Beautiful Rolls and Congrats on entering the Wonderful World of Baking!
The 10" pan works fine, the rolls would have been about 20% bigger in 2-8" or 1-12" Pan.
Baking is Messy! I made Flat Bread for my Chicken Gyros last night. The floor and I were covered in Flour from all the rolling out and stretching the dough. My Wife and family all agreed, the result was totally worth the effort and mess...JJ


----------



## civilsmoker (Jul 9, 2021)

I do love homemade roles and those good in order for a rainy day for sure.  Nice work!


----------



## GaryHibbert (Jul 9, 2021)

Hey Dan.  Great job on those rolls, especially since it was your first time .  They look really good.



smokeymose said:


> And here I thought sausagemaking was messy but breadmaking has it beat! Flour everywhere!

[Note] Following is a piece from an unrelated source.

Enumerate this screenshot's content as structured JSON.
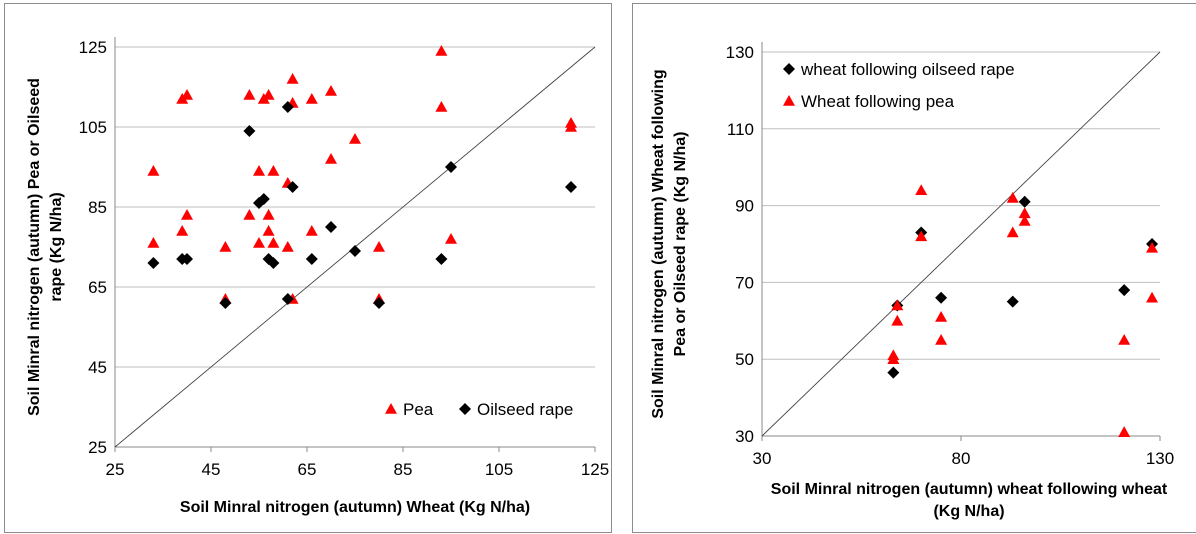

You better believe it's messy.  Seems like every time I decide to bake bread, I'm wearing a black (but only when I start) t-shirt.  LOL
Gary


----------



## chef jimmyj (Jul 9, 2021)

GaryHibbert said:


> You better believe it's messy. Seems like every time I decide to bake bread, I'm wearing a black (but only when I start) t-shirt. LOL



Yep. And Fresh Clean Clothes at that. Not to mention, we always seem to bake, right after someone spent a couple hours Cleaning the Kitchen!☺...JJ


----------



## tag0401 (Jul 9, 2021)

I am going to have to try these out, they look great!!


----------



## pushok2018 (Jul 9, 2021)

Nice looking rolls! Like!


----------



## chopsaw (Jul 9, 2021)

Nice work !


----------